Apple also sends e-mails to developers who have submitted iPhone apps, although those have also been criticized by some as being unnecessarily terse and opaque.

The company did not return calls seeking comment by press time.

The new feature comes at a time when Apple has come under fire from critics who claim the approval process uses inconsistent criteria and is hampered by little or no feedback to programmers as to where an app is in the approval process or why it has been rejected.

During all the criticism, Apple has typically remained tight-lipped on the matter, saying that most mini-programs for the iPhone are authorized within 14 days and that existing policies ensure smooth performance.

Tony Bove, an iPhone developer, agrees. "Some people think Apple is too restrictive, but I disagree. The guidelines are mature compared to a lot of other platforms," Bove told InternetNews.com.

"As a consumer, I'm very appreciative. I can trust that there's no malicious code," he said. "As a developer, a lot of the criticism I think is tempest in a teapot stuff. I can see why they want to be sure it belongs, looks like an Apple product, and I'm willing to play ball."

The App Store currently has the largest inventory of mobile apps by far, with more than 100,000, while competitors such as Android Marketplace and BlackBerry App World hover around the 20,000 mark.
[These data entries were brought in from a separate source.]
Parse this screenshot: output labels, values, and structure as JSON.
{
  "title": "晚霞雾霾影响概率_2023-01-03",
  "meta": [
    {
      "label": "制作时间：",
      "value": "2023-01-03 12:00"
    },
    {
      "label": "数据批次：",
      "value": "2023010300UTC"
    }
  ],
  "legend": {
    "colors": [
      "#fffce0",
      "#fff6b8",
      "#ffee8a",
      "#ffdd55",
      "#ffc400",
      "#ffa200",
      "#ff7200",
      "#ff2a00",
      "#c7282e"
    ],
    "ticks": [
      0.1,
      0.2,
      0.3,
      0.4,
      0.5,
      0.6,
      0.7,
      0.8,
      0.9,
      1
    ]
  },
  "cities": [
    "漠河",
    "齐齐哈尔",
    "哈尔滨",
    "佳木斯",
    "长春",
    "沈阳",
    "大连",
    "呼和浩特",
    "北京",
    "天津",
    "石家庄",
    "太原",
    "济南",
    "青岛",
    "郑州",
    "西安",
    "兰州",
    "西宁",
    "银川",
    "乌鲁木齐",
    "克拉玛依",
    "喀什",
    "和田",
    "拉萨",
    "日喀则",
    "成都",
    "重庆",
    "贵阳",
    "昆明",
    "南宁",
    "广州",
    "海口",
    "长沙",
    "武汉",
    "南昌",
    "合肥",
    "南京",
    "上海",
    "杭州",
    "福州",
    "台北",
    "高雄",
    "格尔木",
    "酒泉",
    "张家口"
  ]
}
Still, some developers aren't keen on the Apple App Store approach, namely high-profile developer Joe Hewitt, creator of the Facebook iPhone app, who tweeted that he will no longer create content for the iPhone due to Apple's approval policies.

While not singling out Hewitt, Bove said he thinks the defectors are a vocal minority.

"All the criticism is so much ado about nothing," he said. "I think some people just want to bash on the review process to get media attention. If there's 100,000 apps, it means most developers are busy working."